Hmmm, for some reason I like Someday Soon Acres, but depending on what you plan to do (just goats or business wise), Someday Soon Farms might be more appropriate.


StaceyRoop said:


> correct just like I do with my herd name
> 
> end of the line and I advertise as End of the Line Farm





nutmegfarm said:


> Ditto, my herdname is Nutmeg, so my goats are Nutmeg's Sweet Pea for example, but my farm sign says Nutmeg Farm. :thumb:


I definitely agree with them, go with Someday Soon for your herdname, so you have more goat name length options.



farmgirl1 said:


> When I come up with alot of names I will put up a poll.

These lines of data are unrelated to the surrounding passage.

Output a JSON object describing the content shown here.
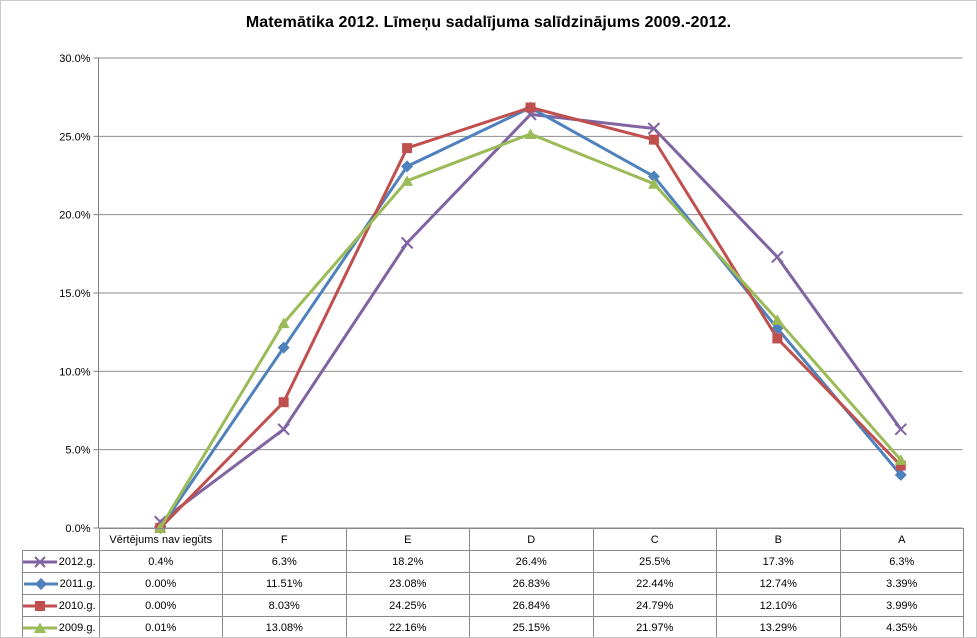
{
  "chart_data": {
    "type": "line",
    "title": "Matemātika 2012. Līmeņu sadalījuma salīdzinājums 2009.-2012.",
    "categories": [
      "Vērtējums nav iegūts",
      "F",
      "E",
      "D",
      "C",
      "B",
      "A"
    ],
    "series": [
      {
        "name": "2012.g.",
        "color": "#8064A2",
        "marker": "x",
        "values": [
          0.4,
          6.3,
          18.2,
          26.4,
          25.5,
          17.3,
          6.3
        ],
        "labels": [
          "0.4%",
          "6.3%",
          "18.2%",
          "26.4%",
          "25.5%",
          "17.3%",
          "6.3%"
        ]
      },
      {
        "name": "2011.g.",
        "color": "#4F81BD",
        "marker": "diamond",
        "values": [
          0.0,
          11.51,
          23.08,
          26.83,
          22.44,
          12.74,
          3.39
        ],
        "labels": [
          "0.00%",
          "11.51%",
          "23.08%",
          "26.83%",
          "22.44%",
          "12.74%",
          "3.39%"
        ]
      },
      {
        "name": "2010.g.",
        "color": "#C0504D",
        "marker": "square",
        "values": [
          0.0,
          8.03,
          24.25,
          26.84,
          24.79,
          12.1,
          3.99
        ],
        "labels": [
          "0.00%",
          "8.03%",
          "24.25%",
          "26.84%",
          "24.79%",
          "12.10%",
          "3.99%"
        ]
      },
      {
        "name": "2009.g.",
        "color": "#9BBB59",
        "marker": "triangle",
        "values": [
          0.01,
          13.08,
          22.16,
          25.15,
          21.97,
          13.29,
          4.35
        ],
        "labels": [
          "0.01%",
          "13.08%",
          "22.16%",
          "25.15%",
          "21.97%",
          "13.29%",
          "4.35%"
        ]
      }
    ],
    "y_axis": {
      "min": 0,
      "max": 30,
      "step": 5,
      "tick_labels": [
        "0.0%",
        "5.0%",
        "10.0%",
        "15.0%",
        "20.0%",
        "25.0%",
        "30.0%"
      ]
    },
    "grid": true,
    "legend_position": "data-table-left",
    "colors": {
      "gridline": "#8e8e8e",
      "axis": "#808080",
      "table_border": "#8a8a8a",
      "text": "#000000"
    }
  }
}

 Go for it, I would love to see all the names you come up with.


----------



## jdgray716 (Aug 8, 2008)

I like acres too myself. The rest of the info is very good.


----------



## farmgirl1 (Mar 14, 2010)

What is the difference between acres and farms? like what do they mean. (sorry for the lack of capitals my nails are a bit wet)


----------



## jdgray716 (Aug 8, 2008)

Really I don't thing there is a big difference. A farm is a farm and an acre is and acer. I used Ranch on our herd name. Really it is just that. When a person is looking you up at a registry no matter what you use they know what you have and other folks will know by a discription to an add or your site summury so it really doesn't matter in the end.


----------



## farmgirl1 (Mar 14, 2010)

Ok thank you. I am having a really hard time coming up with names. lol. All I have is Someday Soon Acres and Evergreen Acres. Not anyhting great but if I had to choose one they are both ok to me so I need some help choosing so far but someday soon means more to me because for like two years I have been wanting a farm and I have always said I would get it someday soon and evergreen acres has pretty much no meaning to me except for the fact that I have like this little evergreen that I started growing a while ago so I am leaning towards Someday Soon


----------



## jdgray716 (Aug 8, 2008)

Well, maybe we can help? Make a list of things that say you. Look at your property, what stands out? Do you have something special on your property? Maybe a bending tree or a Natural Damn. I know these are examples. But I am hoping it will help. Last names, we have Gray and Robinson and went from there. Maybe you have something that you really like in nature like waterfalls, clovers, red rocks...just think up things that you like and list them and we can go from there.


----------



## farmgirl1 (Mar 14, 2010)

By the way how many digits or spaces are allowed in AGS?


----------



## jdgray716 (Aug 8, 2008)

Now that one I do not know. I am not with the AGS. Sorry on that one.


----------



## greatcashmeres (Jul 13, 2008)

http://www.americangoatsociety.com/faqs.php

In the area titled *Registrations *it states:

"The name of the animal, including herd name, must not exceed thirty letters and spaces."


----------



## farmgirl1 (Mar 14, 2010)

K thanks!


----------



## farmgirl1 (Mar 14, 2010)

I have it picked out now..... My herd name is Someday Soon and I will be advertising with Someday Soon Acres. Do you like it? (I didn't send the form in yet but i am 99% sure I will go with this unless I get a really good idea)


----------



## greatcashmeres (Jul 13, 2008)

Bree, I really like Someday Soon Acres. :thumb: 


farmgirl1 said:


> someday soon means more to me because for like two years I have been wanting a farm and I have always said I would get it someday soon


Since, as you posted earlier it has meaning to you, I think that makes it special. It will always have a story behind it to tell people. :thumbup:

BTW (please excuse the off topic) are you able to post pics in the photogenic section of Waffles and her babies? I noticed in your signature she had them.


----------



## farmgirl1 (Mar 14, 2010)

I will try to find the best pictures but they may not be too good.


----------



## farmgirl1 (Mar 14, 2010)

I put it on but couldnt find a picture of the third one... I will have one soon.


----------



## jdgray716 (Aug 8, 2008)

Oh, I love it! Great job and I hope it serves you well.


----------